The move's been criticised by some medics and the Irish Heart Foundation, which they say shows a lack of action on the National Obesity Strategy,
In the National Obesity Strategy, calorie posting was planned to be introduced by 2025 in larger restaurants.
It's now emerged that proposed legislation on the move is "currently suspended" and the Department of Health have "no plans" to resume work on it.
Professor of Surgery at St Vincent’s Hospital Helen Heneghan says a lack of interest in tackling obesity.
"It just reflects complete government inaction and lack of commitment to to implementing other measures that would be more effective including funding for obesity treatment.
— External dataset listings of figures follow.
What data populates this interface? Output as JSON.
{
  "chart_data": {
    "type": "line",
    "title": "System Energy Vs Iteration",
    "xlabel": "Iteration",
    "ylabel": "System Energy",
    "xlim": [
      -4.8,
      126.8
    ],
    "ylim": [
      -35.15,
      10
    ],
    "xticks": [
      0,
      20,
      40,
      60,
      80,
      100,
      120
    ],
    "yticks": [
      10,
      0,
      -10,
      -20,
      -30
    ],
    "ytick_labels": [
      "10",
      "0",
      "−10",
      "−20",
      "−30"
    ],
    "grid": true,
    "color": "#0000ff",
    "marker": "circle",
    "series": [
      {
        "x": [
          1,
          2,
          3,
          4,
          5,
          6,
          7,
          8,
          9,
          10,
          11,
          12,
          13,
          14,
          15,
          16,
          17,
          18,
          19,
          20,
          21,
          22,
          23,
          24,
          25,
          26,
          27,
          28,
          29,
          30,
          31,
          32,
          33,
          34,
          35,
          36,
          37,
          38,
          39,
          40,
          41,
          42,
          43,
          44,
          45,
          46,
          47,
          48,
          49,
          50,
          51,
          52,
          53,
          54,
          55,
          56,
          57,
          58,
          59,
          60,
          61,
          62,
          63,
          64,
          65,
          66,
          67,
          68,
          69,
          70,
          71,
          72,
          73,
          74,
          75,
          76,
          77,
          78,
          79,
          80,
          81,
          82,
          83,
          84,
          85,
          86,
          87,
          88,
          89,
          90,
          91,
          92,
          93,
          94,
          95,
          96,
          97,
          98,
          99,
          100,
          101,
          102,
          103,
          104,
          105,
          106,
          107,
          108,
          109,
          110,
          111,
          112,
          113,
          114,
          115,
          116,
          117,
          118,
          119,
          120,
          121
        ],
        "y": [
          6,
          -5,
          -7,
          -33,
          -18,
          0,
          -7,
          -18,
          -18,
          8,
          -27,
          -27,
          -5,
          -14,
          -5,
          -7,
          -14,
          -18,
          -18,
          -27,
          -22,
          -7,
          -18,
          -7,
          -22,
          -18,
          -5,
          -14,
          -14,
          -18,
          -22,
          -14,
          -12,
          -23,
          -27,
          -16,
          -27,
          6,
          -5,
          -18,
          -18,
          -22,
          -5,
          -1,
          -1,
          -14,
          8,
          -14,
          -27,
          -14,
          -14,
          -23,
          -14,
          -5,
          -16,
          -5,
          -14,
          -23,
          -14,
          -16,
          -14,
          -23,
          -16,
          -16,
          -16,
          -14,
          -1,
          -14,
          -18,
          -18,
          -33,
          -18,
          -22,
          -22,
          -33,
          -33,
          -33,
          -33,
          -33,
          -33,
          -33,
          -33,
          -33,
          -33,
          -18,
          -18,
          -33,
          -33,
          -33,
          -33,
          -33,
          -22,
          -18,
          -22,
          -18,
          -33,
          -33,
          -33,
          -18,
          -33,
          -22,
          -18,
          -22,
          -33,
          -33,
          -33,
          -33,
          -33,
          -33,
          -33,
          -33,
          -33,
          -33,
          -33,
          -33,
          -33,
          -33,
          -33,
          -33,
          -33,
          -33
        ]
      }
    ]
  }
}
Work on calorie posting was paused when resources were redeployed during the pandemic.
Kathryn Reilly from the Irish Heart Foundation says more transparency is needed.
"It was in the Spring legislative programme in 2021 and then, all of sudden in Summer 2021, it was taken off.
"We don't know why and it is that lack oft transparency that is particularly concerning.
Meanwhile eating disorder charity BodyWise has welcomed the move.
Ellen Jennings says such a measure could trigger those struggling mentally.
"Part of an eating disorder can be that rigid thinking an the use of numbers can be particularly triggering for a person effected by an eating disorder."
Last month, calories posting became mandatory in England, for businesses with more than 250 employees.